You can read her weekly training routine and all her training tips here.
Roz said after the Atlantic she took things easier maintaining her strength and getting out on the water. ‘When it came to the second voyage I wasn’t anywhere near as pedantic. I just looked at the pile of food next to my boat on departure day and thought, yeh that’s about right.’
‘I always try to make the most of fresh food when I’m on land and it’s available and on my boat I grew my own bean sprouts which was a luxury.’
Roz describes herself as an aspirational, semi-achieved vegetarian. ‘I love organic food but I’m a bit of what I like to call an ‘opportuni-vore’ in that I throw together what’s fresh and available.’
She used sports drinks, such as Go Electrolyte and ReGo Protein, on the Atlantic but Roz said she was happy to use plain water and the water from the watermaker tastes pretty good.
A typical day’s diet at sea for Roz began with ‘Oats 2 Go’, hemp protein powder, dried whole milk, nuts, dried fruit, ground ginger and cinnamon. For lunch scrambled eggs with ham and dinner cod and potato casserole, freeze-dried prawns, peas and sweetcorn.

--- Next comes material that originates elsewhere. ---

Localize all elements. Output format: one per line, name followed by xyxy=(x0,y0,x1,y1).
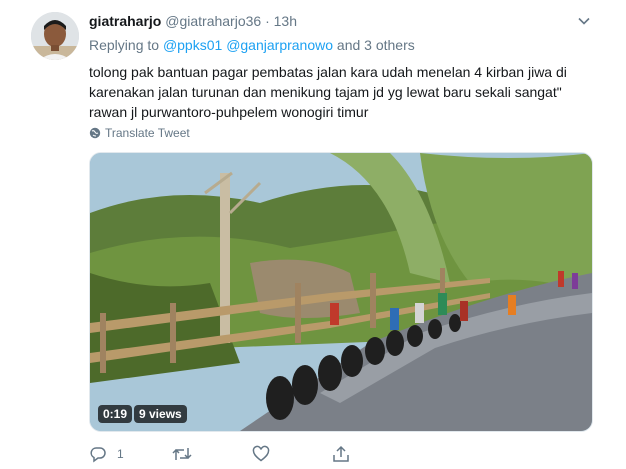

Snacks such as chocolate, flapjacks, dried fruit and nuts were also packed onto the boat. She burned over 3,000 calories a day so the sugar was essential but it caused significant problems once she was back on land. She rapidly gained weight and was left shaking with sugar cravings. Roz gained around 30lbs when she returned, it took 8 months to crack kick the sugar addiction.
Roz has an entire nutrition guide for aspiring rowers on her website.
Her longest time at seas was during the Hawaii to Kiribati 2009 trip: 104 days – that was 3,158 miles travelled and about 1,335,834 oar strokes.
Perhaps you would think Roz’s favourite place is the ocean but she admits to enjoying a long walk on the hills – as far away from the sea as possible I point out.
Roz is a United Nations Climate Hero, a trained presenter for the Climate Reality Project, and an Athlete Ambassador for 350.org.
Her humanitarian work includes acting as patron for the Chauncy Maples Malawi Trust, which brings health care to some of the poorest communities in the world by renovating Africa’s oldest motor ship, the Chauncy Maples. On 11th September 2013 she took part in the Big Row with the Champion Veteran Women Rowers team. You can donate here.
This year Roz was awarded an MBE in the Queen’s birthday honours.
Ahead of her book, Stop Drifting, Start Rowing, Roz is giving inspirational and spiritual talks, her next one being in London on November 25th.
She hopes anyone who feels held back by belief will read her book.
She said: ‘I used to think you had to be six foot three with a bushy beard to have an adventure. I’ve learned a lot, I’m a very long way from the person I was yet I feel like my achievements have peeled away a layer to reveal the person I really am. I was always here, just hidden.’
‘I hope I can be the guru I was looking for, for anyone, especially women, who want to get out of their comfort zone. If you have a clear mission it creates an energy and draws everyone around you in.’